In the fraction of a second that I had to consider our options, it seemed that down was the only choice so I took control from my student and nudged the stick forward and we dropped a hundred feet or so. I doubt that even a full second elapsed between my sighting the 172, avoiding it, and being in clear air again. I looked around and could not see the 172 anywhere within my range of sight (the curse of the high-wing aircraft), so I slowly eased the little Jabiru back up to circuit height at about mid-downwind. At this stage I had still not registered that the 172 was likely to be our traffic; I fully expected our traffic to still be ahead of us as advised.
Needless to say my adrenaline was pumping fairly well at this point. My student meanwhile had not seen the 172 at all from his seat so he was not immediately aware of how close to certain disaster we had just been, whereas I was very much aware and was still trying to work out how the 172 got to be where it was. I still did not equate it with the traffic that I was still expecting to see well ahead of us on late downwind as advised, and I concluded for the moment that it must have been another aircraft that was transiting the area without making any calls.
Back to business: aviate, navigate, communicate. We continued downwind, called base, called final and had a lively debate with the lady in the tower about being number two when we were in fact number one and our traffic as advised was nowhere in sight and not making any radio calls. She was quite adamant that we were the 172. To be fair to her, we were a white high-wing aircraft, a description that also applies equally to most 172s.
We were finally cleared to land from a very short final and after doing so received the dreaded “call the tower” instruction. By the time we had vacated the active and changed frequency to Archer Ground, I had still not heard any calls from the 172.
I made the call and got a polite but firm reminder that I should advise the tower if traffic was not sighted, but I still could not put our advised traffic and the 172 that had almost hit us into the same place in my mind and I did not even mention it. My thought processes were still sufficiently scrambled at that point. All I knew was that we had come very close to disaster and only dumb luck and maybe instinct had saved us. I apologized meekly and hung up the phone.
We fueled up then took a break and did some visiting around the airport before departing for the return leg of our flight. My student was still largely unaware of how close we had come, and I was still digesting the enormity of the whole event. I mentally compartmentalized the event for later study and got on with the business of instructing.
The trip home was uneventful and in fact was very pleasant. Who doesn’t love flying along the coast on a sunny Queensland day?
It took me several weeks of soul-searching to work out what had happened, and this was it at least as far as I could determine: Archer Tower had advised our traffic as being late downwind when in fact it was late crosswind and on a direct collision course with us. Perhaps they lost sight of the 172 from the tower, maybe the pilot did a practice engine failure after takeoff which delayed their progress around the pattern.
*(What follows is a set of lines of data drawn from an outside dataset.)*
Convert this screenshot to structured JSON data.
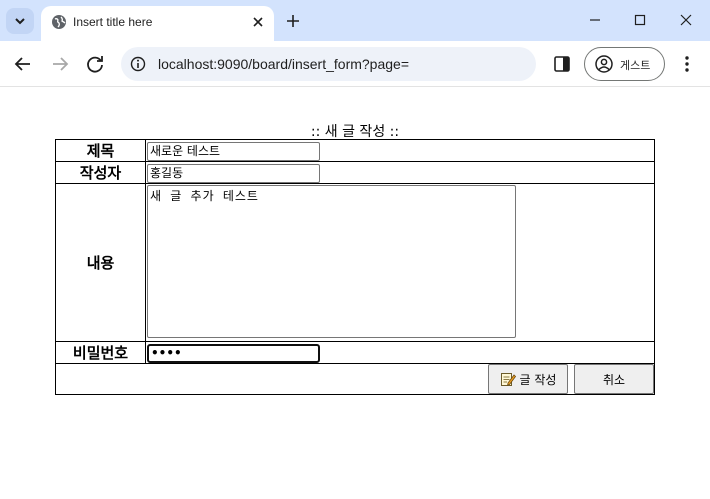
{
  "browser": {
    "tab_title": "Insert title here",
    "url": "localhost:9090/board/insert_form?page=",
    "profile_label": "게스트"
  },
  "page": {
    "heading": ":: 새 글 작성 ::"
  },
  "form": {
    "title_label": "제목",
    "title_value": "새로운 테스트",
    "writer_label": "작성자",
    "writer_value": "홍길동",
    "content_label": "내용",
    "content_value": "새 글 추가 테스트",
    "password_label": "비밀번호",
    "password_value": "••••",
    "submit_label": "글 작성",
    "cancel_label": "취소"
  },
  "icons": {
    "tab_search": "chevron-down-icon",
    "favicon": "globe-icon",
    "tab_close": "close-icon",
    "new_tab": "plus-icon",
    "back": "arrow-left-icon",
    "forward": "arrow-right-icon",
    "reload": "reload-icon",
    "site_info": "info-icon",
    "side_panel": "side-panel-icon",
    "profile": "account-icon",
    "menu": "kebab-menu-icon",
    "submit": "edit-memo-icon"
  },
  "colors": {
    "tabstrip": "#d3e3fd",
    "omnibox": "#eef2f9",
    "button_face": "#efefef"
  }
}
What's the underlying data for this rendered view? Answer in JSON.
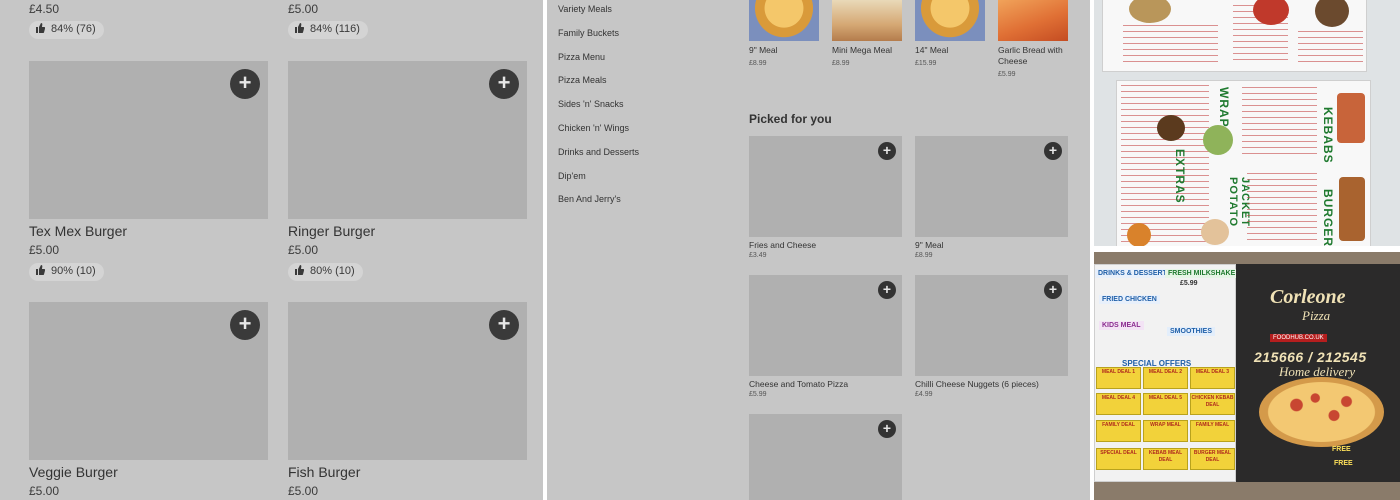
{
  "panel_a": {
    "top_prices": [
      "£4.50",
      "£5.00"
    ],
    "top_ratings": [
      "84% (76)",
      "84% (116)"
    ],
    "items": [
      {
        "name": "Tex Mex Burger",
        "price": "£5.00",
        "rating": "90% (10)"
      },
      {
        "name": "Ringer Burger",
        "price": "£5.00",
        "rating": "80% (10)"
      },
      {
        "name": "Veggie Burger",
        "price": "£5.00",
        "rating": ""
      },
      {
        "name": "Fish Burger",
        "price": "£5.00",
        "rating": ""
      }
    ],
    "add_symbol": "+"
  },
  "panel_b": {
    "categories": [
      "Variety Meals",
      "Family Buckets",
      "Pizza Menu",
      "Pizza Meals",
      "Sides 'n' Snacks",
      "Chicken 'n' Wings",
      "Drinks and Desserts",
      "Dip'em",
      "Ben And Jerry's"
    ],
    "top_items": [
      {
        "name": "9\" Meal",
        "price": "£8.99"
      },
      {
        "name": "Mini Mega Meal",
        "price": "£8.99"
      },
      {
        "name": "14\" Meal",
        "price": "£15.99"
      },
      {
        "name": "Garlic Bread with Cheese",
        "price": "£5.99"
      }
    ],
    "section_title": "Picked for you",
    "picked": [
      {
        "name": "Fries and Cheese",
        "price": "£3.49"
      },
      {
        "name": "9\" Meal",
        "price": "£8.99"
      },
      {
        "name": "Cheese and Tomato Pizza",
        "price": "£5.99"
      },
      {
        "name": "Chilli Cheese Nuggets (6 pieces)",
        "price": "£4.99"
      },
      {
        "name": "",
        "price": ""
      }
    ],
    "add_symbol": "+"
  },
  "panel_c": {
    "photo1": {
      "wraps": "WRAPS",
      "kebabs": "KEBABS",
      "extras": "EXTRAS",
      "jacket": "JACKET POTATO",
      "burgers": "BURGERS"
    },
    "photo2": {
      "drinks": "DRINKS & DESSERTS",
      "milkshake": "FRESH MILKSHAKE",
      "milkshake_price": "£5.99",
      "fried_chicken": "FRIED CHICKEN",
      "kids_meal": "KIDS MEAL",
      "smoothies": "SMOOTHIES",
      "special_offers": "SPECIAL OFFERS",
      "deals": [
        "MEAL DEAL 1",
        "MEAL DEAL 2",
        "MEAL DEAL 3",
        "MEAL DEAL 4",
        "MEAL DEAL 5",
        "CHICKEN KEBAB DEAL",
        "FAMILY DEAL",
        "WRAP MEAL",
        "FAMILY MEAL",
        "SPECIAL DEAL",
        "KEBAB MEAL DEAL",
        "BURGER MEAL DEAL"
      ],
      "brand": "Corleone",
      "brand_sub": "Pizza",
      "website": "FOODHUB.CO.UK",
      "phone": "215666 / 212545",
      "home_delivery": "Home delivery",
      "free": "FREE"
    }
  }
}
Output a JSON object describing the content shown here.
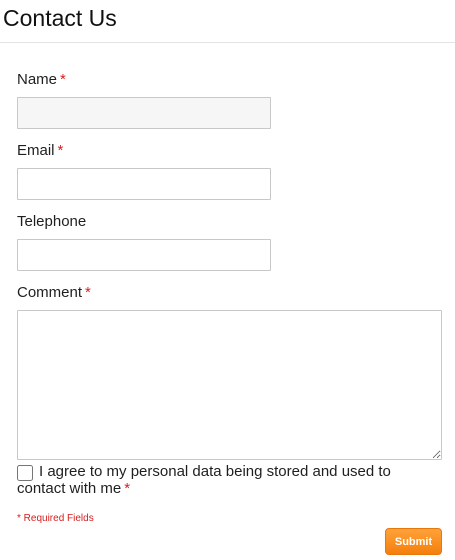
{
  "page": {
    "title": "Contact Us"
  },
  "form": {
    "required_marker": "*",
    "name": {
      "label": "Name",
      "value": "",
      "required": true
    },
    "email": {
      "label": "Email",
      "value": "",
      "required": true
    },
    "telephone": {
      "label": "Telephone",
      "value": "",
      "required": false
    },
    "comment": {
      "label": "Comment",
      "value": "",
      "required": true
    },
    "consent": {
      "label": "I agree to my personal data being stored and used to contact with me",
      "checked": false,
      "required": true
    },
    "required_note": "* Required Fields",
    "submit_label": "Submit"
  },
  "colors": {
    "required": "#d42020",
    "submit_button": "#f68a1e",
    "divider": "#e3e3e3"
  }
}
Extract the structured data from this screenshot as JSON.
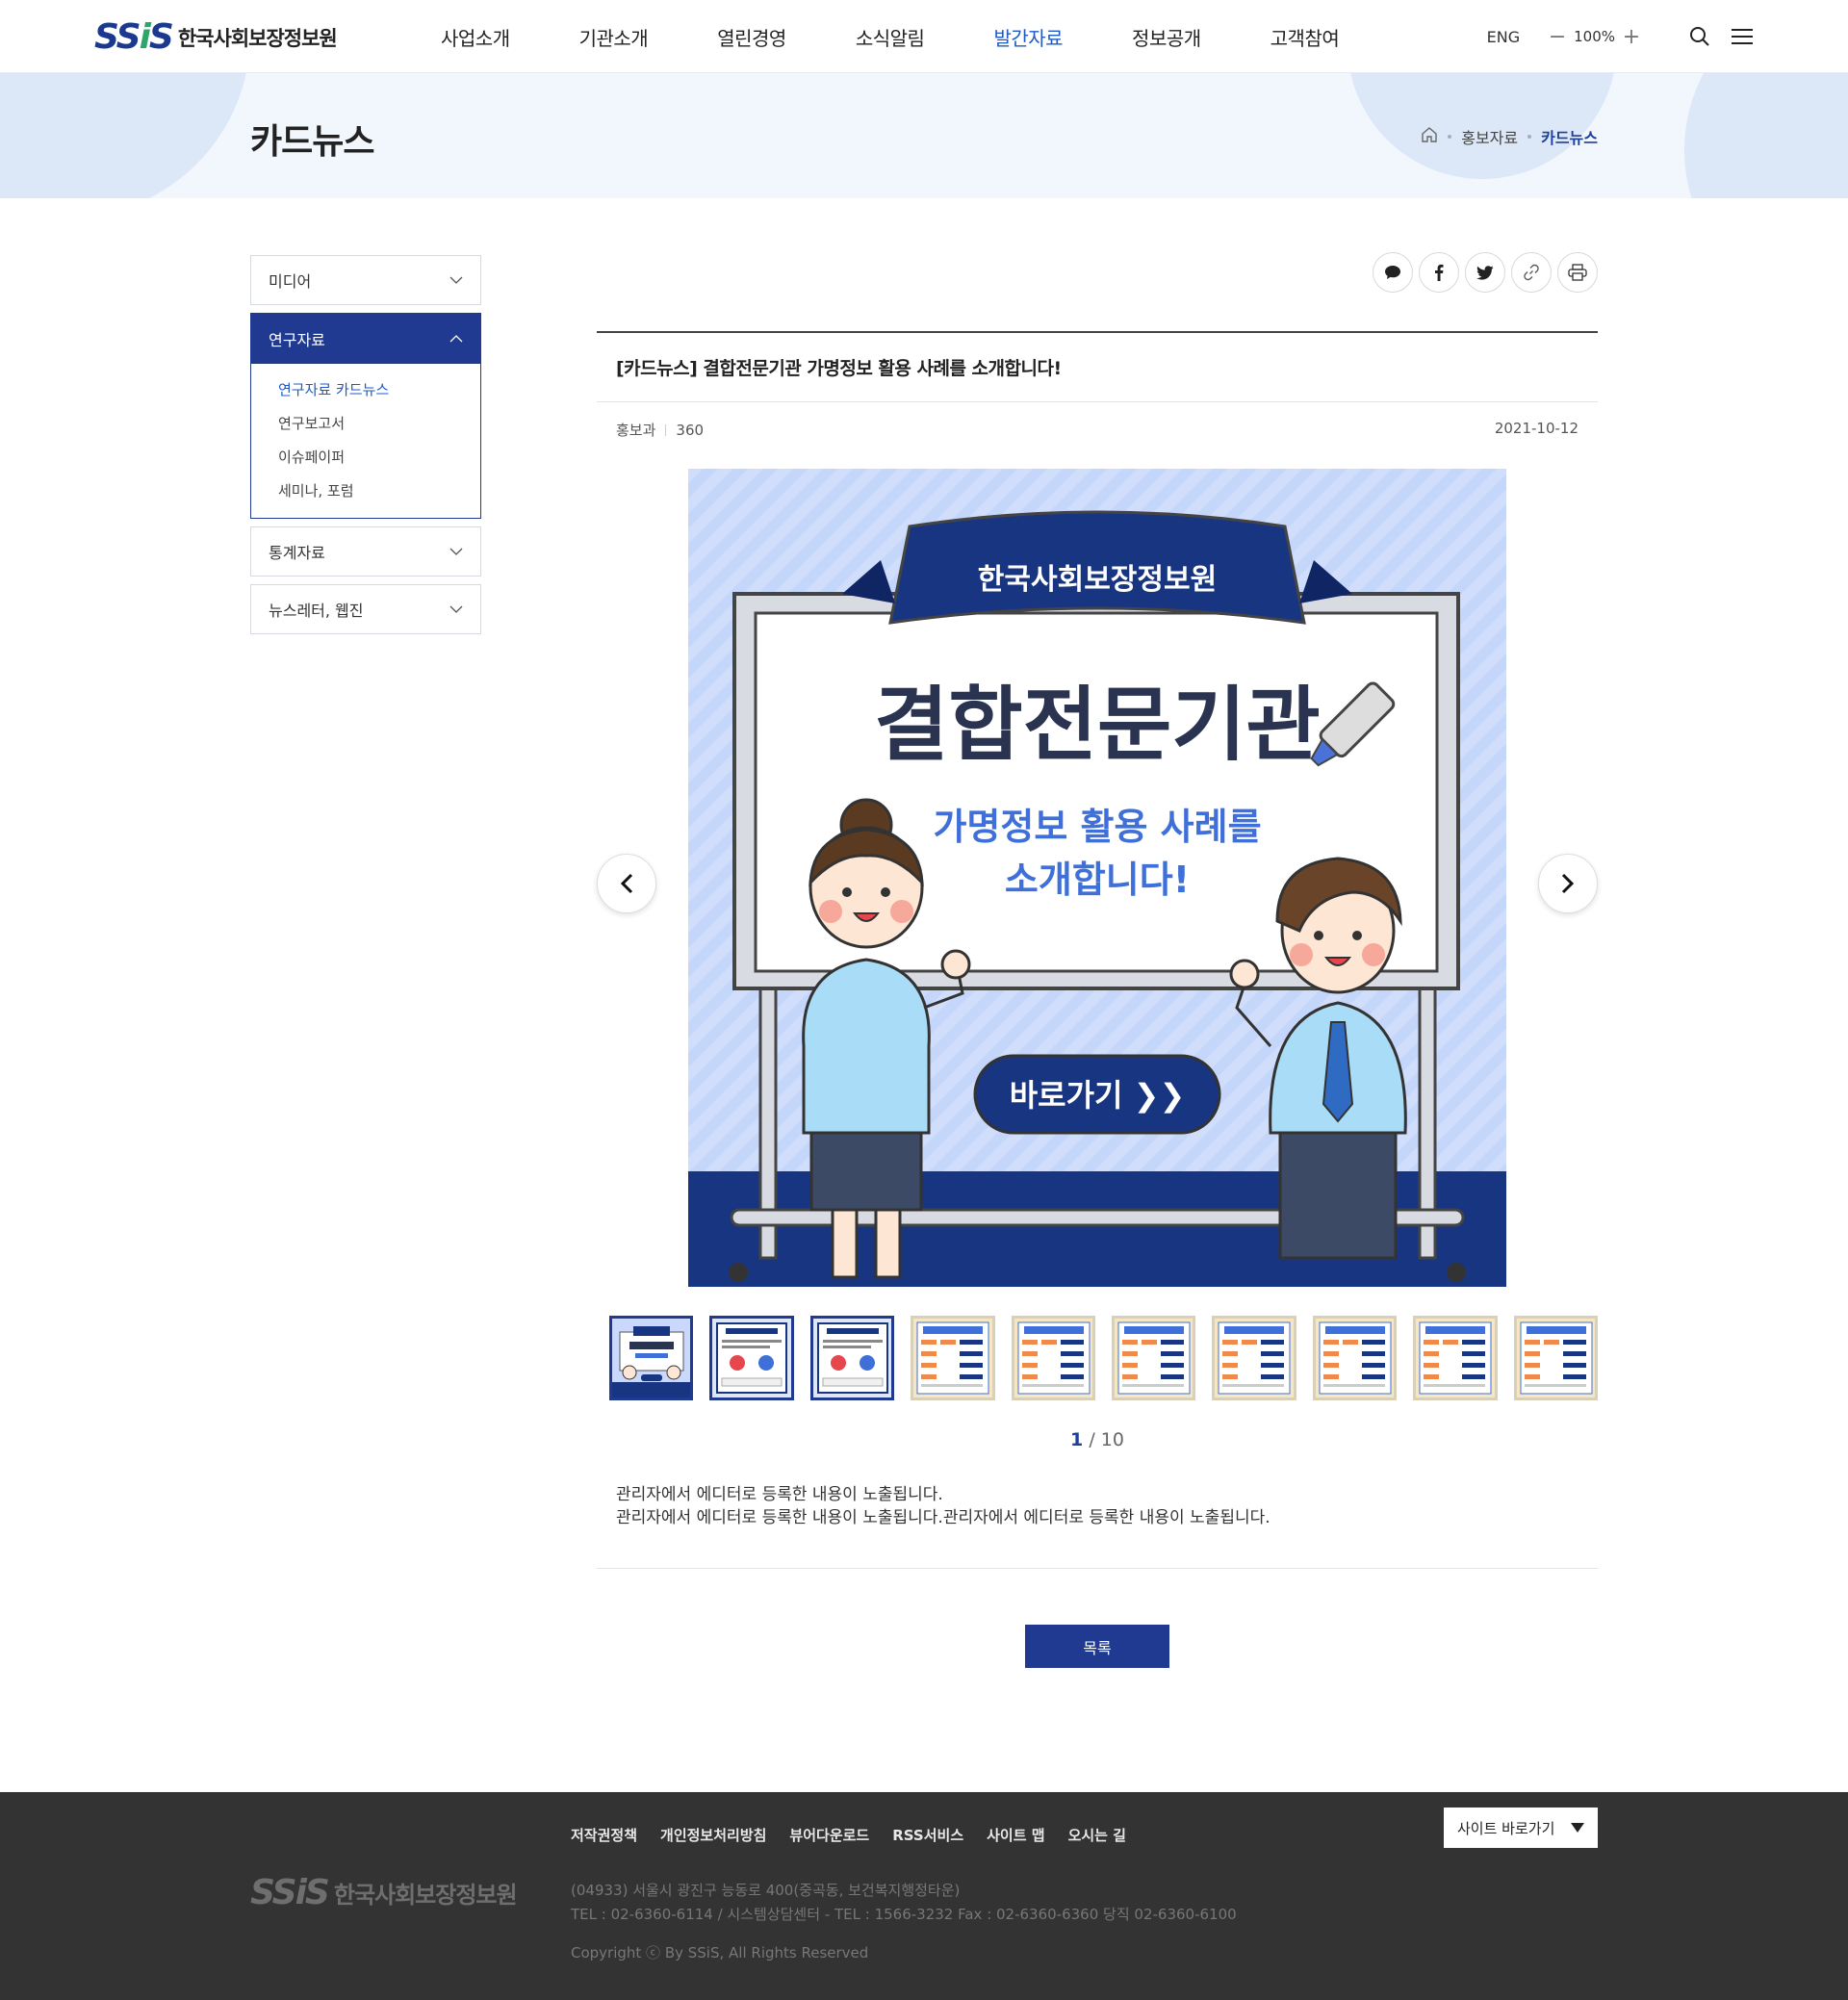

I will never know. What I do know is that we very nearly died that day.
Perhaps I should have not fixated on looking for the traffic where we were advised it was, but the mental picture I got from Archer Tower was that there was only one other aircraft in the pattern and it was well ahead of us on late downwind. I certainly did not anticipate any other traffic in the CTA that could have conflicted with our inbound track.
Did I fail in my duties as a pilot and an instructor that day? Did I put too much faith in the traffic advisory from the tower? Was I being overly familiar because it was my old home field? How could I have done it better? Perhaps readers will add their thoughts to the comments section below.